In the example shown, traffic received on a physical port of a server (e.g., a communications interface such as Ethernet port 215) is sent to a virtual switch (e.g., 212). In some embodiments, the virtual switch is configured, using an API provided by the hypervisor, to intercept incoming traffic designated for the application(s) in an inline mode and send the traffic to an appropriate service engine. In inline mode, packets are forwarded on without being replicated. As shown, the virtual switch passes the traffic to a service engine in the distributed network service layer (e.g., service engine 214 on the same physical device), which may drop packets, transform packets if needed, and redirect packets to the appropriate application. The service engine, based on factors such as configured rules and operating conditions, may redirect traffic to an appropriate application executing in a VM on a server.
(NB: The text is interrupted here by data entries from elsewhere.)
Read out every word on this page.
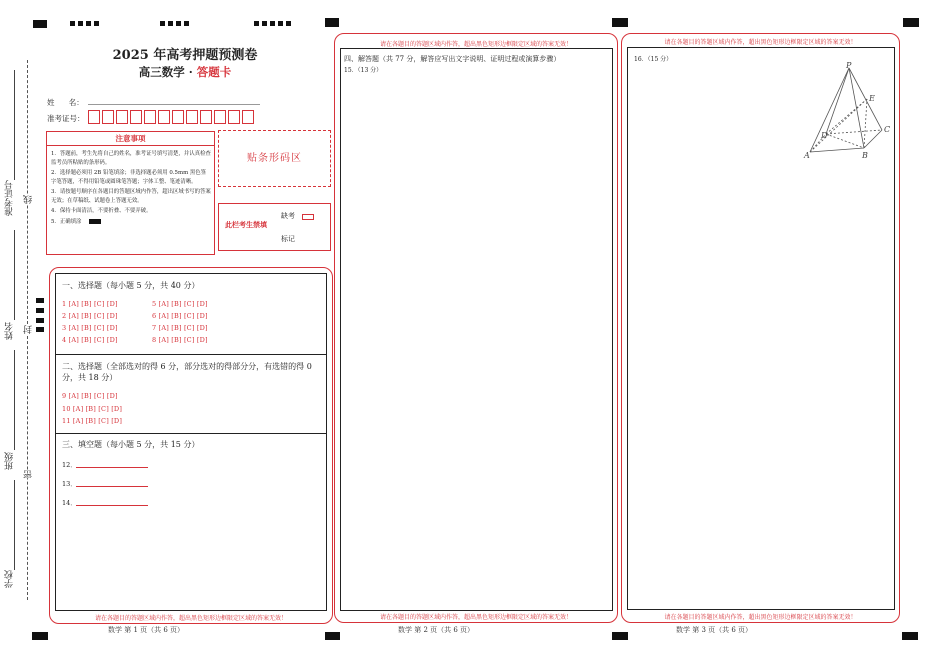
准考证号 线
姓名 封
班级
密
学校
2025 年高考押题预测卷
高三数学 · 答题卡
姓      名：
准考证号：
注意事项
1．答题前，考生先将自己的姓名，准考证号填写清楚，并认真检查监考员所粘贴的条形码。
2．选择题必须用 2B 铅笔填涂；非选择题必须用 0.5mm 黑色签字笔答题，不得用铅笔或圆珠笔答题；字体工整、笔迹清晰。
3．请按题号顺序在各题目的答题区域内作答，超出区域书写的答案无效；在草稿纸、试题卷上答题无效。
4．保持卡面清洁，不要折叠、不要弄破。
5．正确填涂
贴条形码区
此栏考生禁填
缺考
标记
一、选择题（每小题 5 分，共 40 分）
1 [A] [B] [C] [D]
2 [A] [B] [C] [D]
3 [A] [B] [C] [D]
4 [A] [B] [C] [D]
5 [A] [B] [C] [D]
6 [A] [B] [C] [D]
7 [A] [B] [C] [D]
8 [A] [B] [C] [D]
二、选择题（全部选对的得 6 分，部分选对的得部分分，有选错的得 0
分，共 18 分）
9 [A] [B] [C] [D]
10 [A] [B] [C] [D]
11 [A] [B] [C] [D]
三、填空题（每小题 5 分，共 15 分）
12．
13．
14．
请在各题目的答题区域内作答，超出黑色矩形边框限定区域的答案无效！
数学 第 1 页（共 6 页）
请在各题目的答题区域内作答，超出黑色矩形边框限定区域的答案无效！
四、解答题（共 77 分，解答应写出文字说明、证明过程或演算步骤）
15．（13 分）
请在各题目的答题区域内作答，超出黑色矩形边框限定区域的答案无效！
数学 第 2 页（共 6 页）
请在各题目的答题区域内作答，超出黑色矩形边框限定区域的答案无效！
16．（15 分）
请在各题目的答题区域内作答，超出黑色矩形边框限定区域的答案无效！
数学 第 3 页（共 6 页）
P
E
C
D
A	B
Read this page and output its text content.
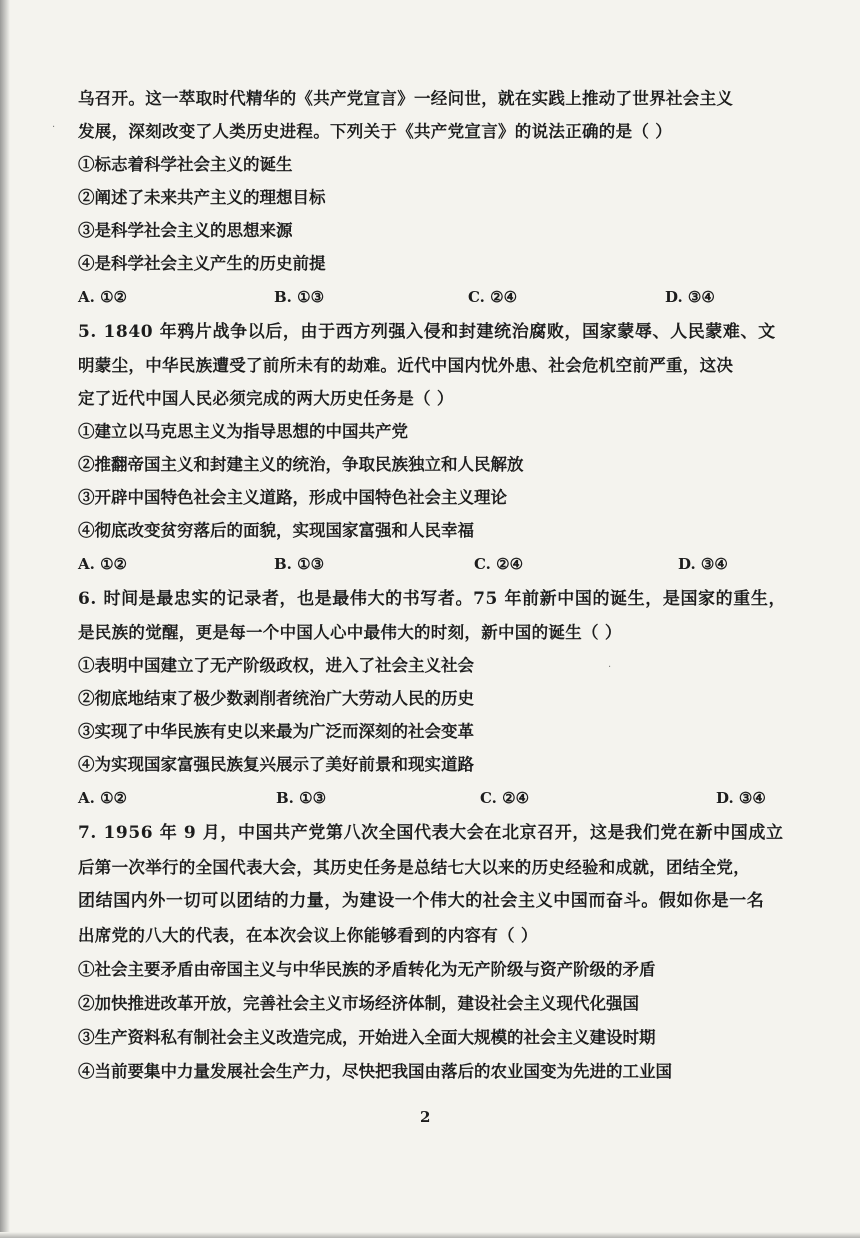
·
·
乌召开。这一萃取时代精华的《共产党宣言》一经问世，就在实践上推动了世界社会主义
发展，深刻改变了人类历史进程。下列关于《共产党宣言》的说法正确的是（ ）
①标志着科学社会主义的诞生
②阐述了未来共产主义的理想目标
③是科学社会主义的思想来源
④是科学社会主义产生的历史前提
A. ①②	B. ①③	C. ②④	D. ③④
5. 1840 年鸦片战争以后，由于西方列强入侵和封建统治腐败，国家蒙辱、人民蒙难、文
明蒙尘，中华民族遭受了前所未有的劫难。近代中国内忧外患、社会危机空前严重，这决
定了近代中国人民必须完成的两大历史任务是（ ）
①建立以马克思主义为指导思想的中国共产党
②推翻帝国主义和封建主义的统治，争取民族独立和人民解放
③开辟中国特色社会主义道路，形成中国特色社会主义理论
④彻底改变贫穷落后的面貌，实现国家富强和人民幸福
A. ①②	B. ①③	C. ②④	D. ③④
6. 时间是最忠实的记录者，也是最伟大的书写者。75 年前新中国的诞生，是国家的重生，
是民族的觉醒，更是每一个中国人心中最伟大的时刻，新中国的诞生（ ）
①表明中国建立了无产阶级政权，进入了社会主义社会
②彻底地结束了极少数剥削者统治广大劳动人民的历史
③实现了中华民族有史以来最为广泛而深刻的社会变革
④为实现国家富强民族复兴展示了美好前景和现实道路
A. ①②	B. ①③	C. ②④	D. ③④
7. 1956 年 9 月，中国共产党第八次全国代表大会在北京召开，这是我们党在新中国成立
后第一次举行的全国代表大会，其历史任务是总结七大以来的历史经验和成就，团结全党，
团结国内外一切可以团结的力量，为建设一个伟大的社会主义中国而奋斗。假如你是一名
出席党的八大的代表，在本次会议上你能够看到的内容有（ ）
①社会主要矛盾由帝国主义与中华民族的矛盾转化为无产阶级与资产阶级的矛盾
②加快推进改革开放，完善社会主义市场经济体制，建设社会主义现代化强国
③生产资料私有制社会主义改造完成，开始进入全面大规模的社会主义建设时期
④当前要集中力量发展社会生产力，尽快把我国由落后的农业国变为先进的工业国
2
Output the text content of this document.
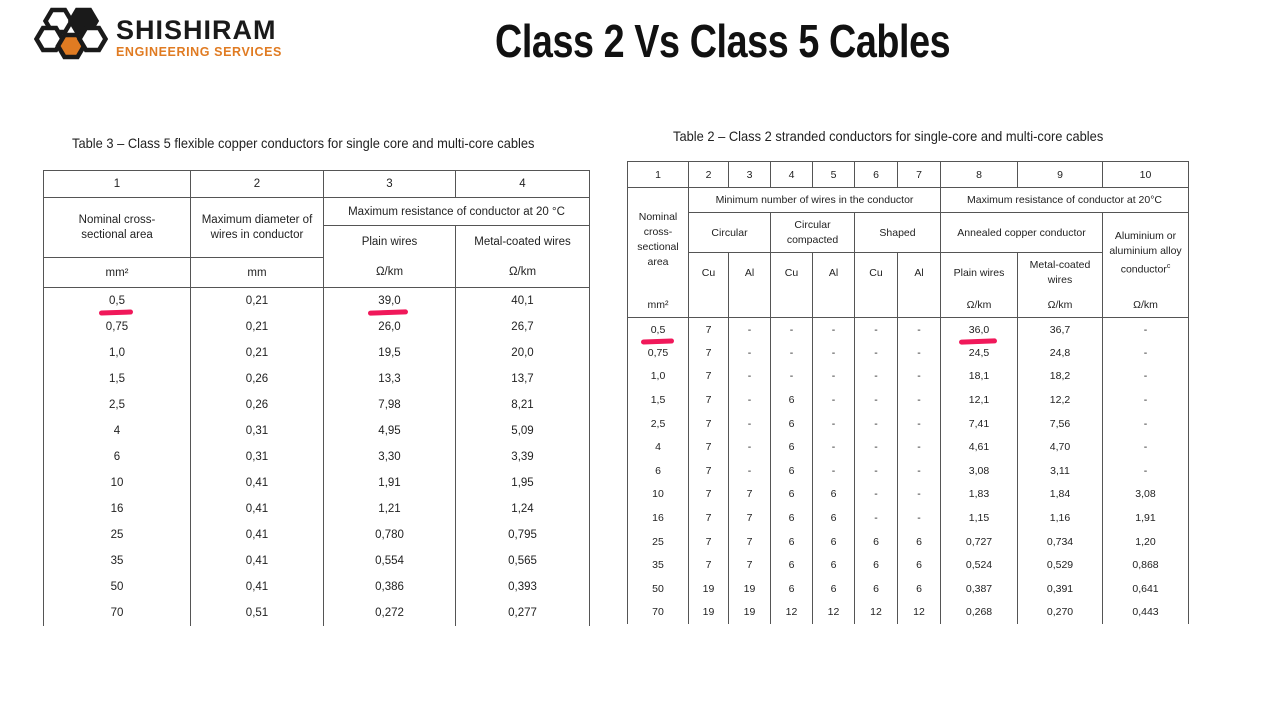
SHISHIRAM
ENGINEERING SERVICES	Class 2 Vs Class 5 Cables
Table 3 – Class 5 flexible copper conductors for single core and multi-core cables
1	2	3	4
Nominal cross-sectional area	Maximum diameter of wires in conductor	Maximum resistance of conductor at 20 °C	
		Plain wires	Metal-coated wires
mm²	mm	Ω/km	Ω/km
0,5	0,21	39,0	40,1
0,75	0,21	26,0	26,7
1,0	0,21	19,5	20,0
1,5	0,26	13,3	13,7
2,5	0,26	7,98	8,21
4	0,31	4,95	5,09
6	0,31	3,30	3,39
10	0,41	1,91	1,95
16	0,41	1,21	1,24
25	0,41	0,780	0,795
35	0,41	0,554	0,565
50	0,41	0,386	0,393
70	0,51	0,272	0,277
Table 2 – Class 2 stranded conductors for single-core and multi-core cables
1	2	3	4	5	6	7	8	9	10
Nominal cross-sectional area	Minimum number of wires in the conductor						Maximum resistance of conductor at 20°C		
	Circular		Circular compacted		Shaped		Annealed copper conductor		Aluminium or aluminium alloy conductor$^c$
	Cu	Al	Cu	Al	Cu	Al	Plain wires	Metal-coated wires	
mm²							Ω/km	Ω/km	Ω/km
0,5	7	-	-	-	-	-	36,0	36,7	-
0,75	7	-	-	-	-	-	24,5	24,8	-
1,0	7	-	-	-	-	-	18,1	18,2	-
1,5	7	-	6	-	-	-	12,1	12,2	-
2,5	7	-	6	-	-	-	7,41	7,56	-
4	7	-	6	-	-	-	4,61	4,70	-
6	7	-	6	-	-	-	3,08	3,11	-
10	7	7	6	6	-	-	1,83	1,84	3,08
16	7	7	6	6	-	-	1,15	1,16	1,91
25	7	7	6	6	6	6	0,727	0,734	1,20
35	7	7	6	6	6	6	0,524	0,529	0,868
50	19	19	6	6	6	6	0,387	0,391	0,641
70	19	19	12	12	12	12	0,268	0,270	0,443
Controller 290 is configured to control, monitor, program, and/or provision the distributed network services and virtual machines. For example, controller 290 may be monitor traffic through the network and determine whether to add to or reduce a number of service engines. The controller can be implemented as software, hardware, firmware, or any combination thereof. In some embodiments, the controller is implemented on a system such as 100. In some cases, the controller is implemented as a single entity logically, but multiple instances of the controller are installed and executed on multiple physical devices to provide high availability and increased capacity. In embodiments implementing multiple controllers, known techniques such as those used in distributed databases are applied to synchronize and maintain coherency of data among the controller instances.